“Kau takut, Nak?” tanya lelaki tua itu pada robot besar yang berjalan di koridor abu-abu panjang di sampingnya.
“Aku tidak bisa merasakan emosi, Prof,” jawab robot itu.
Lelaki tua itu mengangguk sebagai jawaban sambil berjalan terseok-seok. Robot itu berjalan perlahan agar tetap berada di samping ilmuwan jompo itu. Di usianya yang ke-100, Prof Darial adalah salah satu orang termuda yang masih hidup.
Darial terkekeh. “Cukup pintar mereka kalau dipikir-pikir,” gumamnya.
“Ya, Prof?” tanya robot sambil berjalan dengan gaya yang lebih luwes dan anggun daripada rekan manusianya.

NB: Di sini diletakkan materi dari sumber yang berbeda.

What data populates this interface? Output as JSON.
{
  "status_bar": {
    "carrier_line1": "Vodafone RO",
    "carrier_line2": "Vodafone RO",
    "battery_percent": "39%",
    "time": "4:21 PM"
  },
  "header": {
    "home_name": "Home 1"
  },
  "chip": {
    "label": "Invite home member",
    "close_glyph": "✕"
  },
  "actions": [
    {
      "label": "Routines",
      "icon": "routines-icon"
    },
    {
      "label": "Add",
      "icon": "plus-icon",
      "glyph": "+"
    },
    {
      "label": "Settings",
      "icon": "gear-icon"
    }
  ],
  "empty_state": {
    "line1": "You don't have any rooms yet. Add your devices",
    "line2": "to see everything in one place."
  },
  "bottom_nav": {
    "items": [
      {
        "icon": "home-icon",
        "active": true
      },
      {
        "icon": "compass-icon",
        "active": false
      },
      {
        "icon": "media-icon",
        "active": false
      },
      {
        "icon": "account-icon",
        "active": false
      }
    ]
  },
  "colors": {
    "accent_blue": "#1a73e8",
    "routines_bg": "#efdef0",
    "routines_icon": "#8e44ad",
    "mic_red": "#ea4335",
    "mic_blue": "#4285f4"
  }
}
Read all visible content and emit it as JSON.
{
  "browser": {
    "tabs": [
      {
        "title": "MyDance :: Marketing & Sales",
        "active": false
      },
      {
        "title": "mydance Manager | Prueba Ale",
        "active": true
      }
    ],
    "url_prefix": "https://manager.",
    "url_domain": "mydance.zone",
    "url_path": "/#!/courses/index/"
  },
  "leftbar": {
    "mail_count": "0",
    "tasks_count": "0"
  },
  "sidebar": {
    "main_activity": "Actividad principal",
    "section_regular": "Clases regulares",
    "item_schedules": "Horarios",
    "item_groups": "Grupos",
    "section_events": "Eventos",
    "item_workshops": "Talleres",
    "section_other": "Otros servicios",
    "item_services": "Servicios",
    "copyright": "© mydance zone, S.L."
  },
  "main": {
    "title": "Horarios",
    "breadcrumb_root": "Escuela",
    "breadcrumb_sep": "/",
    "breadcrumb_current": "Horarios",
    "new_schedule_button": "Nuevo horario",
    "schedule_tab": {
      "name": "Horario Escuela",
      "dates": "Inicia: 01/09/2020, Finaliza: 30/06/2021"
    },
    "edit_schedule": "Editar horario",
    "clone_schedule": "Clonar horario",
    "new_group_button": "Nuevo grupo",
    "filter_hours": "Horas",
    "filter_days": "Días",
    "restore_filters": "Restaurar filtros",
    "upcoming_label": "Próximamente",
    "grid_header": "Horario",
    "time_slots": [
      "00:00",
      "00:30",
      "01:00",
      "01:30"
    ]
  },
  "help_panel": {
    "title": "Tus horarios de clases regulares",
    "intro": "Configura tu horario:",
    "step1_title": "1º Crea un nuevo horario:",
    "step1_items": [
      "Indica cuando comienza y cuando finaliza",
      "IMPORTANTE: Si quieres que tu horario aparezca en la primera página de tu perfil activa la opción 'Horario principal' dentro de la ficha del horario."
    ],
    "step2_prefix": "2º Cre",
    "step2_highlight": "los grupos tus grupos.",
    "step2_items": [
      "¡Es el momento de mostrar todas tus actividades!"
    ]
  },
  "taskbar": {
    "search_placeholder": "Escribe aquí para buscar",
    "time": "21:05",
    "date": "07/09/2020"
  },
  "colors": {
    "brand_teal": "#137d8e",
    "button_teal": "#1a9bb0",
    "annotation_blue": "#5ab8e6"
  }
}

“Oh. Mereka,” kata Darial sambil menatap langit-langit lorong panjang itu. “Cuma berpikir bagaimana alien memperlakukan kita seratus tahun lalu. Semua wahana antariksa itu jatuh di seluruh dunia dan melepaskan virus yang membuat semua manusia mandul. Mereka bisa saja menyerang seperti dalam cerita fiksi ilmiah dengan menembakkan laser atau misil atau apa pun. Atau mereka bisa saja mengirim virus untuk memusnahkan kita. Namun, dampaknya berarti mayat-mayat yang tidak dikubur, mesin-mesin yang berjalan tanpa pengawasan hingga rusak atau terbakar. Dunia tanpa manusia akan hancur dalam sekejap.”
Robot mendengarkan dengan sopan, tetapi tidak berkata apa-apa. Sebagai robot komando dengan metaprosesor canggih, dia sangat menyadari teori bahwa Virus Kemandulan yang telah dilepaskan ke rantai makanan dan air Bumi adalah langkah pertama dari invasi makhluk luar angkasa yang akan terjadi jauh di kemudian hari. Dengan membiarkan umat manusia punah melalui pengurangan populasi daripada melalui serangan militer besar-besaran atau genosida mendadak melalui perang biologis, teori itu mengatakan, umat manusia akan melakukan tugas-tugas seperti mengubur atau mengkremasi orang mati dan menutup fasilitas-fasilitas berbahaya seperti reaktor nuklir karena populasi yang menyusut, membuat operasi fasilitas yang berkelanjutan menjadi mubazir. Dengan demikian, para penyerbu akan mewarisi dunia yang utuh untuk kolonisasi dan studi, yang tidak hancur karena perang atau hancur oleh depopulasi yang tiba-tiba.
"Ya," Darial melanjutkan, "para bajingan alien itu mengira mereka akan langsung masuk dan mengambil alih." Dia terkekeh lagi lalu menatap robot yang menjulang tinggi itu. "Mereka tidak memperhitungkan kalian, kawan."
Saat keduanya berjalan menuju pintu di ujung koridor, robot itu diam-diam mengunduh laporan dari saudara-saudara mekaniknya di seluruh dunia serta dari mereka yang mengorbit di sekitar Bumi dan Bulan. Armada alien yang besar itu sekarang berada di orbit Saturnus. Masih beberapa minggu lagi dari Bumi. Sejauh yang dapat dipastikan, armada itu tampak sama sekali tidak bersenjata. Robot komando memproses data tersebut. Dia menentukan bahwa 25.000 hulu ledak nuklir yang dimilikinya jauh lebih dari cukup.
"Sudah sekitar 50 tahun sejak kita menyerah untuk mencoba membalikkan Virus Kemandulan," kata Darial kepada robot itu saat mereka berhenti di depan pintu. "Lima puluh tahun sejak umat manusia menyerah untuk bertahan hidup dan menemukan tujuan baru. Balas dendam."